Beneficial Bank
- Company type: Public
- Traded as: Formerly Nasdaq: BNCL Russell 2000 Component
- Industry: Finance
- Founded: 1853
- Defunct: 2019
- Fate: Acquired by WSFS Bank
- Headquarters: Philadelphia, Pennsylvania, U.S.
- Key people: Gerard P. Cuddy, president and CEO
- Products: Financial services
- Total assets: US $4.7 billion
- Number of employees: 950+
- Website: thebeneficial.com^{Archived}

= Beneficial Bank =

American bank acquired by WSFS

Beneficial Mutual Bancorp, Inc. operated Beneficial Bank, a full-service bank whose assets totaled approximately $5 billion upon its acquisition by WSFS in 2019. Founded in 1853, Beneficial was the oldest and largest bank headquartered in Philadelphia, with more than 58 locations throughout Pennsylvania and South Jersey. The bank provided financial services including personal and business banking, mortgages and loans, wealth management, business and insurance services.

==History==
Beneficial Bank's foundation was built on Saint John Neumann's vision of providing a safe, secure place for Philadelphia's immigrants to deposit their savings. Members of the Board of Managers of St. Joseph's Hospital met in 1853 to discuss starting a saving fund society. That same year, the Beneficial Saving Fund Society was incorporated. In 1854, Beneficial Bank began operations.

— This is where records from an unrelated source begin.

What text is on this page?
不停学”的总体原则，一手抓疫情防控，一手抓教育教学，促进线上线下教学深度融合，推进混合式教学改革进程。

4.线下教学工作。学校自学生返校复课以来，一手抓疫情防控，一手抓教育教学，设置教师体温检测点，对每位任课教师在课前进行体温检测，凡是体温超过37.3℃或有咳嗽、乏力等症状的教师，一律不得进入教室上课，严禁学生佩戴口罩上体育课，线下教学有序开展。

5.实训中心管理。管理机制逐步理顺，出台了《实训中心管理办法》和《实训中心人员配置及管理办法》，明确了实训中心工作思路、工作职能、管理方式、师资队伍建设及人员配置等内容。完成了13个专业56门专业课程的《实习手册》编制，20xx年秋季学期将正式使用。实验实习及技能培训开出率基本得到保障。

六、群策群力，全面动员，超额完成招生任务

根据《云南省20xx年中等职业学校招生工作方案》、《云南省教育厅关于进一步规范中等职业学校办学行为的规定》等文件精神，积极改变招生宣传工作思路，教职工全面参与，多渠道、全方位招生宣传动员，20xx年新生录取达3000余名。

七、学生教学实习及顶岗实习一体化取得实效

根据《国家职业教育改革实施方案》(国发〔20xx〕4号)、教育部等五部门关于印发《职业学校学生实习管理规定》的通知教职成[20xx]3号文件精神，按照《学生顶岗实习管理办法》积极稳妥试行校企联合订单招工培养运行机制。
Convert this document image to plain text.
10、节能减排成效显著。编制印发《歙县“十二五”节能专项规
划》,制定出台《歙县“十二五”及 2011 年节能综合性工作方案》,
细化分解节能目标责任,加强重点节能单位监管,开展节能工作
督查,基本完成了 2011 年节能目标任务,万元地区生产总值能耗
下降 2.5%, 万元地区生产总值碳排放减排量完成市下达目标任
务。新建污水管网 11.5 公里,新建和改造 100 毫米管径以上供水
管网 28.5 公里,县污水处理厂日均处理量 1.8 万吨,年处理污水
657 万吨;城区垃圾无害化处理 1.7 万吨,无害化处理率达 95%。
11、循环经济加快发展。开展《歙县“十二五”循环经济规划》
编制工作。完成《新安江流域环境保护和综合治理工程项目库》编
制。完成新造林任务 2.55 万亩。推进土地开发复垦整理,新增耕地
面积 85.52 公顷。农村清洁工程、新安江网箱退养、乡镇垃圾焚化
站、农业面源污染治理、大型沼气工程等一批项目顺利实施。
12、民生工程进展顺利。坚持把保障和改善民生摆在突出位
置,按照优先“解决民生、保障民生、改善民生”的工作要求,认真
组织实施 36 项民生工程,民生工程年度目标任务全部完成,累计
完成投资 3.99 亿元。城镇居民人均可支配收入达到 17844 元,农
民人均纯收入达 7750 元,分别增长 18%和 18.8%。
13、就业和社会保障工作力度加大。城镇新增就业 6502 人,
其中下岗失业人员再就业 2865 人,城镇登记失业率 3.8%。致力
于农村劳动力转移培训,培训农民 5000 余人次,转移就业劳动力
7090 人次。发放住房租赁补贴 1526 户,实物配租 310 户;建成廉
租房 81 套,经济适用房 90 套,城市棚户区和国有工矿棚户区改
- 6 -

The bank celebrated its 160th anniversary in 2013. In 2005, Beneficial completed its acquisition of the insurance firm Paul Hertel & Co., through a subsidiary of the bank, Beneficial Insurances, LLC.

Beneficial had made other major acquisitions in recent years, including the FMS Financial Corporation (the parent company of Farmers & Mechanics Bank) and St. Edmond's Federal Savings Bank. Its last acquisition was the 2015 purchase of Conestoga Bank of Chester Springs, Pennsylvania.

Beneficial completed its conversion to a publicly traded company in early 2015, and was advised by Sandler O'Neill and Partners.

In 2014, Beneficial moved its headquarters to 1818 Market Street in Philadelphia, at which point the building was renamed 1818 Beneficial Bank Place.

WSFS and Beneficial announced that WSFS would acquire Beneficial, with the deal expected to close in early 2019. The deal ultimately closed March 1, 2019. Beneficial offices as well as some WSFS offices were consolidated and/or rebranded under the WSFS name on August 26.